Cheney’s break from Trump has much of the superficial appeal of an act of conscience in the face of constituent disapproval. 70% of Wyoming’s Republican primary voters voted for Hageman. Cheney’s condemnation of Trump in the name of saving democracy also has appeal.

In an op-ed in the Washington Post in May 2021, Cheney wrote: “I am a conservative Republican, and the most conservative of conservative values is reverence for the rule of law. Each of us swears an oath before God to uphold our Constitution. The electoral college has spoken. More than 60 state and federal courts, including multiple Trump-appointed judges, have rejected the former president’s arguments, and refused to overturn election results. That is the rule of law; that is our constitutional system for resolving claims of election fraud.”

After her defeat, Cheney defended her act of conscience as she distanced herself further from Trump. She refuted what she could have done to get re-elected by currying his support: “It would’ve required that I enable his ongoing efforts to unravel our democratic system and attack the foundations of our republic, that was a path I could not — and would not — take.”

Cheney is using images from Robert Frost’s poem The Road Not Taken. Where Frost begins with “Two roads diverged in a yellow wood, And sorry I could not travel both,” Cheney alludes to the fork in the road where she could have followed Trump and the Republicans or eschewed electoral success for the greater good of the republic.

But the road not taken has its limits. And the act of individual conscience above the general good can be circumscribed by individual ambition. Asked about her future after her defeat, she said: “I believe that Donald Trump continues to pose a very grave threat and risk to our republic. And I think that defeating him is going to require a broad and united front of Republicans, Democrats and independents, and that’s what I intend to be a part of.”

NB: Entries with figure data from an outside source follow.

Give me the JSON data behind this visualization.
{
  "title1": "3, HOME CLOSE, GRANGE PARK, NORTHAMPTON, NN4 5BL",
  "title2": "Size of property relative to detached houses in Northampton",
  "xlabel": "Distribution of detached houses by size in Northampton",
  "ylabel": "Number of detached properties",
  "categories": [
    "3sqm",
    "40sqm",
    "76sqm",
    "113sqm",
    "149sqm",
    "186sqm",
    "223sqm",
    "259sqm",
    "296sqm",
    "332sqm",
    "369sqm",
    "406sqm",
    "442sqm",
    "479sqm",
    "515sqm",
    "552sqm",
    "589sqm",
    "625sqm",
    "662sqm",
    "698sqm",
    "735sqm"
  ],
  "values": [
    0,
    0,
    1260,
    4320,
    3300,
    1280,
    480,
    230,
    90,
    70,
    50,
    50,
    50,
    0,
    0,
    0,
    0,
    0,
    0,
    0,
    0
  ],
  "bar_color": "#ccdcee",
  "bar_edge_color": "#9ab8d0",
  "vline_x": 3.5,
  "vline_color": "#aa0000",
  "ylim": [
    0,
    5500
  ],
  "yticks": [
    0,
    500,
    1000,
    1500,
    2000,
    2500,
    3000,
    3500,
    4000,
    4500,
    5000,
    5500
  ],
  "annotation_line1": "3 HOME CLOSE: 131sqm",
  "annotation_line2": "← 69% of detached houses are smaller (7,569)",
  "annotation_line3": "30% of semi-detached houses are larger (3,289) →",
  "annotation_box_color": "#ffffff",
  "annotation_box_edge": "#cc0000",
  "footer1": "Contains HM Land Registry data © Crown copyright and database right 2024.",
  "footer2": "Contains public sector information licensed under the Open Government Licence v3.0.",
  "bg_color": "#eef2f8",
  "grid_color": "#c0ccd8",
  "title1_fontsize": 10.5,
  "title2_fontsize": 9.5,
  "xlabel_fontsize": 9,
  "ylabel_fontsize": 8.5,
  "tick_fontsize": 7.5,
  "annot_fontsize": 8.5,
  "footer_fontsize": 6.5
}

Fine. Defeating Trump is a priority. Agreed. But when pressed about her own future in terms of a possible run for the White House, Cheney said, “That’s a decision that I’m going to make in the coming months, and I’m not going to make any announcements here this morning — but it is something that I am thinking about.”

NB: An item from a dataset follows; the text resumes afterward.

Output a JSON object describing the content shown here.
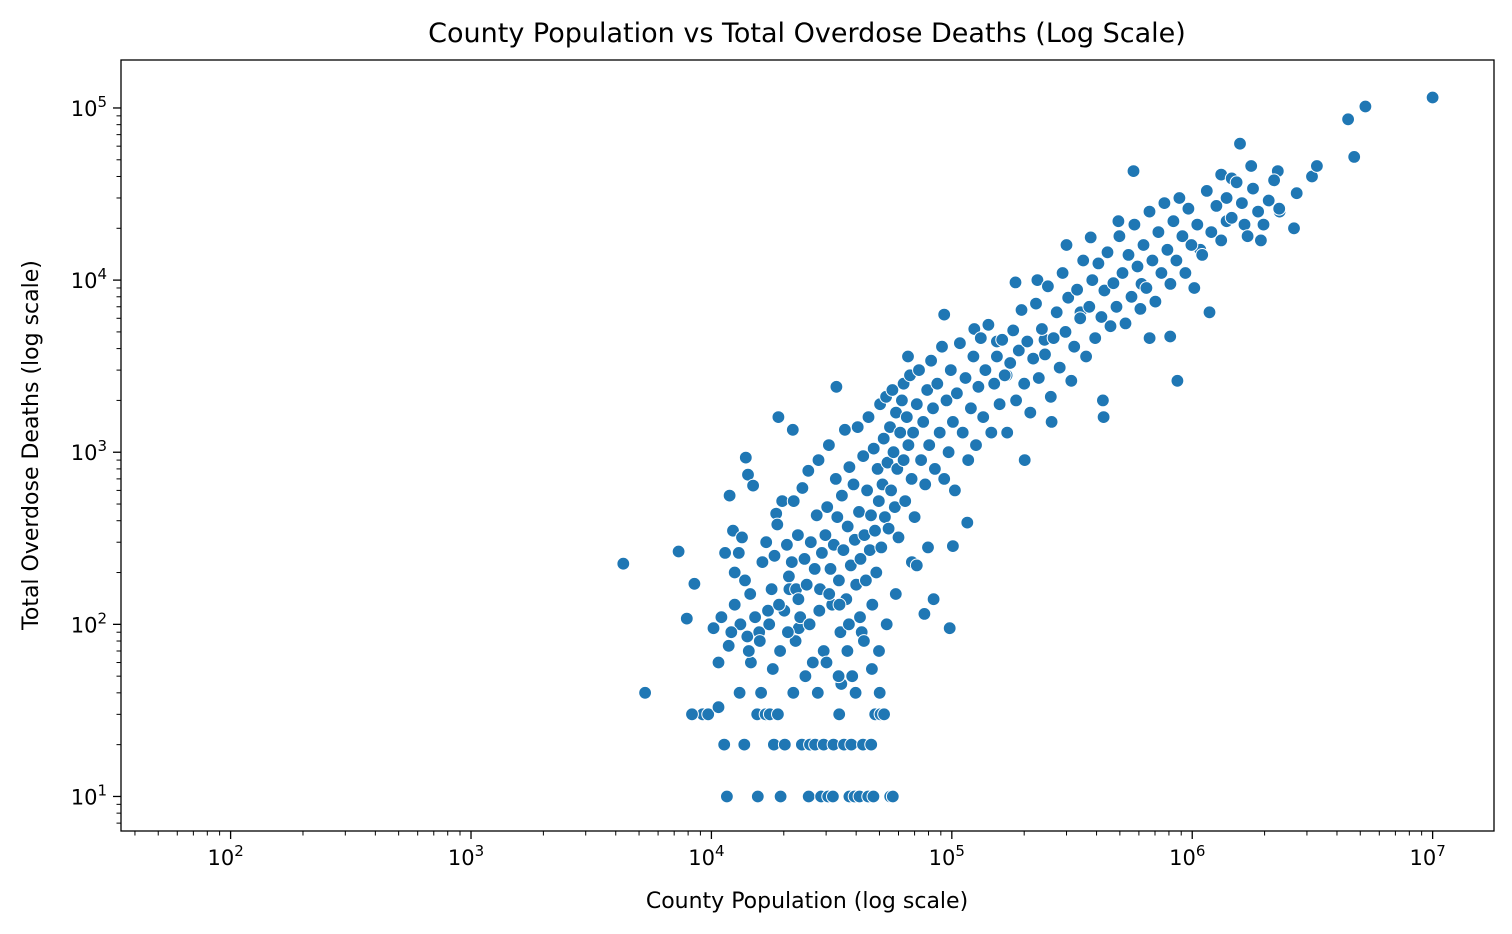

Liz Cheney is a true Cheney. Like her father, being a mere Congressperson from Wyoming is not enough. This is a very ambitious family. Dick Cheney was the Representative from Wyoming in the House of Representatives from 1979-1989 and finished as vice-president of the United States.

Given Liz Cheney’s “suicidal” campaign for Congress, where she knew she would lose and spent more time in front of the cameras in Washington during the House Commission’s meetings than trying to change Trump supporters in Wyoming, I presume this is all part of a presidential run in 2024 or a similar exercise.

And as such, there are limitations to her profile in courage. Her repudiation of Trump, however praiseworthy, appears to be a mere stepping stone to some higher office. Of the ten Republicans who voted to impeach Trump, four have left public office. Four were defeated in the primaries and two remain in contention. Cheney has made the most noise of the ten with her position on the House Commission. She has been regularly on the front pages.

An act of courage to denounce Trump or a political calculation? Does an act of courage have to be one or the other? As someone with strong anti-Cheney feelings, I will give her some credit for an act of courage to repudiate Trump – certainly more courageous than almost all of her fellow Republicans. But her obvious political ambitions detract from her courage. For me, her intimations about presidential ambitions reduce her profile in courage. She is, after all, a Cheney. That should never be forgotten.

Frost ends The Road Not Taken:

I shall be telling this with a sigh

Somewhere ages and ages hence:

Two roads diverged in a wood, and I—

I took the one less traveled by,

And that has made all the difference.

Liz Cheney will deserve a full profile in courage when I hear the sigh how she took the road “less traveled by, And that has made all the difference.”